Y a la hora de reconstruir esta “universidad de las catacumbas”, hice, en primer lugar, un recorrido por sus antecedentes, diseñé un mapa provisorio de los cursos consignados, describí su organización y su dinámica y confronté esta experiencia pedagógica con el estado de los estudios literarios dentro del ámbito de la FFyL, a partir de las voces de los entrevistados, quienes dieron su propia definición de esta experiencia.

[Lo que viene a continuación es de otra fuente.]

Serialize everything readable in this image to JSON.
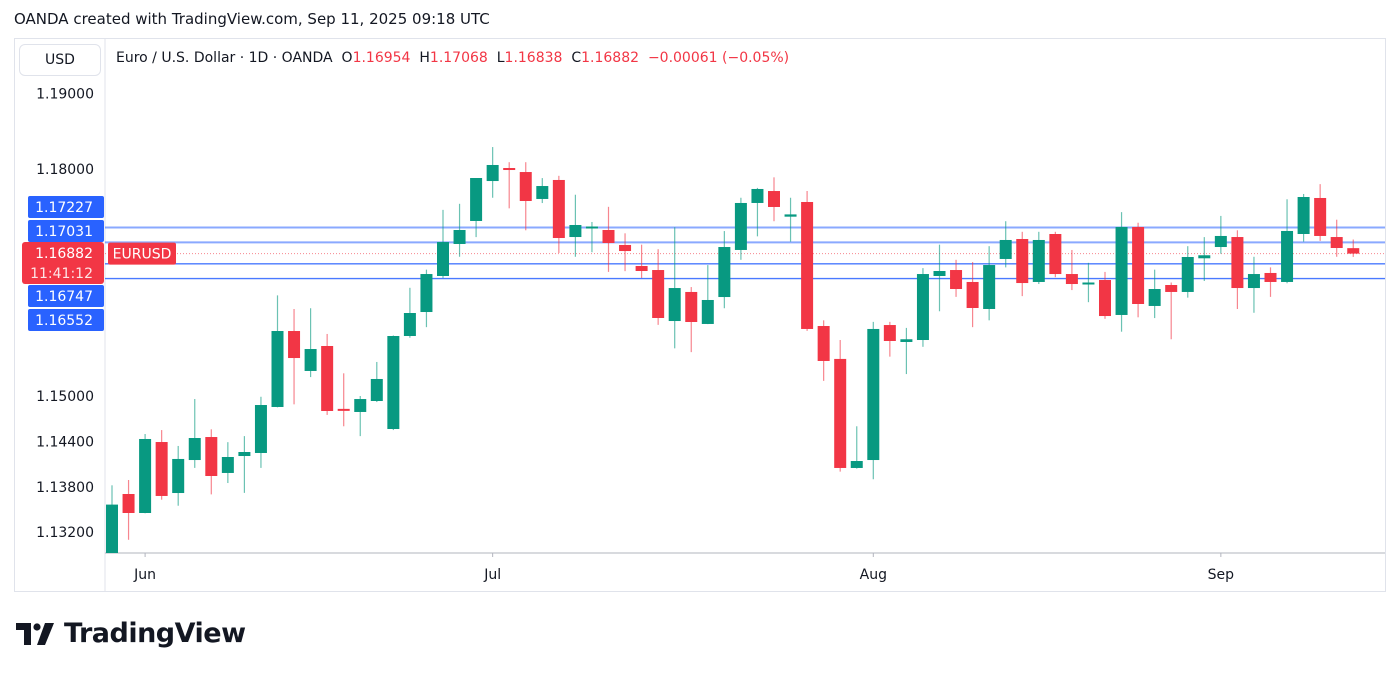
{
  "credit": "OANDA created with TradingView.com, Sep 11, 2025 09:18 UTC",
  "currency_button": "USD",
  "legend": {
    "title": "Euro / U.S. Dollar · 1D · OANDA",
    "o_label": "O",
    "o": "1.16954",
    "h_label": "H",
    "h": "1.17068",
    "l_label": "L",
    "l": "1.16838",
    "c_label": "C",
    "c": "1.16882",
    "change": "−0.00061 (−0.05%)"
  },
  "logo": "TradingView",
  "colors": {
    "up": "#089981",
    "down": "#f23645",
    "level_line": "#2962ff",
    "badge_blue": "#2962ff",
    "badge_red": "#f23645"
  },
  "chart_data": {
    "type": "candlestick",
    "symbol": "EURUSD",
    "interval": "1D",
    "ylim": [
      1.1292,
      1.1977
    ],
    "y_ticks": [
      "1.19000",
      "1.18000",
      "1.15000",
      "1.14400",
      "1.13800",
      "1.13200"
    ],
    "x_ticks": [
      {
        "label": "Jun",
        "index": 2
      },
      {
        "label": "Jul",
        "index": 23
      },
      {
        "label": "Aug",
        "index": 46
      },
      {
        "label": "Sep",
        "index": 67
      }
    ],
    "price_lines": [
      {
        "label": "1.17227",
        "value": 1.17227
      },
      {
        "label": "1.17031",
        "value": 1.17031
      },
      {
        "label": "1.16747",
        "value": 1.16747
      },
      {
        "label": "1.16552",
        "value": 1.16552
      }
    ],
    "last_price": {
      "label": "1.16882",
      "value": 1.16882,
      "countdown": "11:41:12",
      "symbol_badge": "EURUSD"
    },
    "candles": [
      [
        1.1292,
        1.1382,
        1.128,
        1.13565
      ],
      [
        1.13705,
        1.1389,
        1.131,
        1.13454
      ],
      [
        1.13454,
        1.14498,
        1.1345,
        1.14432
      ],
      [
        1.14392,
        1.1455,
        1.1363,
        1.13679
      ],
      [
        1.13718,
        1.1434,
        1.1355,
        1.14168
      ],
      [
        1.14154,
        1.1496,
        1.1405,
        1.14445
      ],
      [
        1.14458,
        1.1456,
        1.137,
        1.13943
      ],
      [
        1.13983,
        1.1439,
        1.1385,
        1.14194
      ],
      [
        1.14207,
        1.1447,
        1.1372,
        1.1426
      ],
      [
        1.14247,
        1.1499,
        1.1405,
        1.14881
      ],
      [
        1.14855,
        1.1633,
        1.1485,
        1.15859
      ],
      [
        1.15859,
        1.1615,
        1.1489,
        1.15502
      ],
      [
        1.15331,
        1.1616,
        1.1525,
        1.15621
      ],
      [
        1.15661,
        1.1582,
        1.1475,
        1.14802
      ],
      [
        1.1483,
        1.153,
        1.146,
        1.1481
      ],
      [
        1.14789,
        1.15,
        1.1447,
        1.1496
      ],
      [
        1.14934,
        1.1545,
        1.1492,
        1.15225
      ],
      [
        1.14564,
        1.158,
        1.1455,
        1.15793
      ],
      [
        1.15793,
        1.1643,
        1.1577,
        1.16097
      ],
      [
        1.1611,
        1.1667,
        1.1591,
        1.16612
      ],
      [
        1.16586,
        1.1746,
        1.1656,
        1.17035
      ],
      [
        1.17009,
        1.1754,
        1.1684,
        1.17194
      ],
      [
        1.17313,
        1.1788,
        1.171,
        1.17881
      ],
      [
        1.17841,
        1.1829,
        1.1762,
        1.18053
      ],
      [
        1.18013,
        1.1809,
        1.1748,
        1.1799
      ],
      [
        1.1796,
        1.1809,
        1.1719,
        1.17577
      ],
      [
        1.17604,
        1.1788,
        1.1755,
        1.17775
      ],
      [
        1.17855,
        1.1791,
        1.1689,
        1.17088
      ],
      [
        1.17101,
        1.1766,
        1.1684,
        1.1726
      ],
      [
        1.1723,
        1.173,
        1.169,
        1.1724
      ],
      [
        1.17194,
        1.175,
        1.1664,
        1.17022
      ],
      [
        1.16996,
        1.1715,
        1.1665,
        1.16916
      ],
      [
        1.16718,
        1.17,
        1.1656,
        1.16652
      ],
      [
        1.16665,
        1.1694,
        1.1594,
        1.16031
      ],
      [
        1.15991,
        1.1723,
        1.1563,
        1.16427
      ],
      [
        1.16375,
        1.1644,
        1.1558,
        1.15978
      ],
      [
        1.15952,
        1.1673,
        1.1595,
        1.16269
      ],
      [
        1.16308,
        1.1718,
        1.1616,
        1.16969
      ],
      [
        1.1693,
        1.1762,
        1.168,
        1.17551
      ],
      [
        1.17551,
        1.1775,
        1.1711,
        1.17736
      ],
      [
        1.17709,
        1.1789,
        1.1731,
        1.17498
      ],
      [
        1.1737,
        1.1762,
        1.1704,
        1.174
      ],
      [
        1.17564,
        1.1771,
        1.1586,
        1.15886
      ],
      [
        1.15925,
        1.16,
        1.152,
        1.15463
      ],
      [
        1.1549,
        1.1574,
        1.14,
        1.14049
      ],
      [
        1.14049,
        1.146,
        1.1404,
        1.14141
      ],
      [
        1.14154,
        1.1598,
        1.139,
        1.15886
      ],
      [
        1.15938,
        1.1598,
        1.1552,
        1.15727
      ],
      [
        1.15714,
        1.159,
        1.1529,
        1.1575
      ],
      [
        1.1574,
        1.1669,
        1.1565,
        1.16612
      ],
      [
        1.16586,
        1.17,
        1.1612,
        1.16652
      ],
      [
        1.16665,
        1.168,
        1.1631,
        1.16414
      ],
      [
        1.16507,
        1.1677,
        1.1591,
        1.16163
      ],
      [
        1.1615,
        1.1698,
        1.16,
        1.16731
      ],
      [
        1.16811,
        1.1731,
        1.167,
        1.17062
      ],
      [
        1.17075,
        1.1717,
        1.1632,
        1.16493
      ],
      [
        1.16507,
        1.1717,
        1.1648,
        1.17062
      ],
      [
        1.17141,
        1.1717,
        1.1657,
        1.16612
      ],
      [
        1.16612,
        1.1693,
        1.164,
        1.1648
      ],
      [
        1.1648,
        1.1676,
        1.1624,
        1.165
      ],
      [
        1.16533,
        1.1664,
        1.1602,
        1.16057
      ],
      [
        1.16071,
        1.1743,
        1.1585,
        1.17234
      ],
      [
        1.17234,
        1.1729,
        1.1604,
        1.16216
      ],
      [
        1.1619,
        1.1667,
        1.1603,
        1.16414
      ],
      [
        1.16467,
        1.165,
        1.1575,
        1.16375
      ],
      [
        1.16375,
        1.1698,
        1.163,
        1.16837
      ],
      [
        1.1682,
        1.171,
        1.1652,
        1.1686
      ],
      [
        1.16969,
        1.1738,
        1.1688,
        1.17115
      ],
      [
        1.17101,
        1.1719,
        1.1615,
        1.16427
      ],
      [
        1.16427,
        1.1684,
        1.161,
        1.16612
      ],
      [
        1.16626,
        1.167,
        1.1631,
        1.16507
      ],
      [
        1.16507,
        1.176,
        1.1649,
        1.17181
      ],
      [
        1.17141,
        1.1767,
        1.1704,
        1.1763
      ],
      [
        1.17617,
        1.178,
        1.1705,
        1.17115
      ],
      [
        1.17101,
        1.1733,
        1.1684,
        1.16956
      ],
      [
        1.16954,
        1.17068,
        1.16838,
        1.16882
      ]
    ]
  }
}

El diálogo entre sus voces y las teorías que abordaron la resistencia cultural me permitió elaborar un cuerpo de hipótesis acerca de lo que significó esta experiencia pedagógica y alcanzar algunas conclusiones. Así llegué a mi propia definición de lo que se conoció con este mítico nombre, uno de los momentos más creativos en la producción de pensamiento académico que, a pesar de las restricciones imperantes (o gracias a ellas), generó un cambio radical que modernizó para siempre los estudios literarios.

Pero hay algo quizás más importante que esta experiencia nos dejó como legado: la certeza de que solo resistiendo activa y creativamente se puede enfrentar al poder en su dimensión coercitiva y que pensar colectivamente en contra del discurso dominante resulta una de las mayores “fábricas” de riquezas: la capacidad crítica, es decir, intelectual.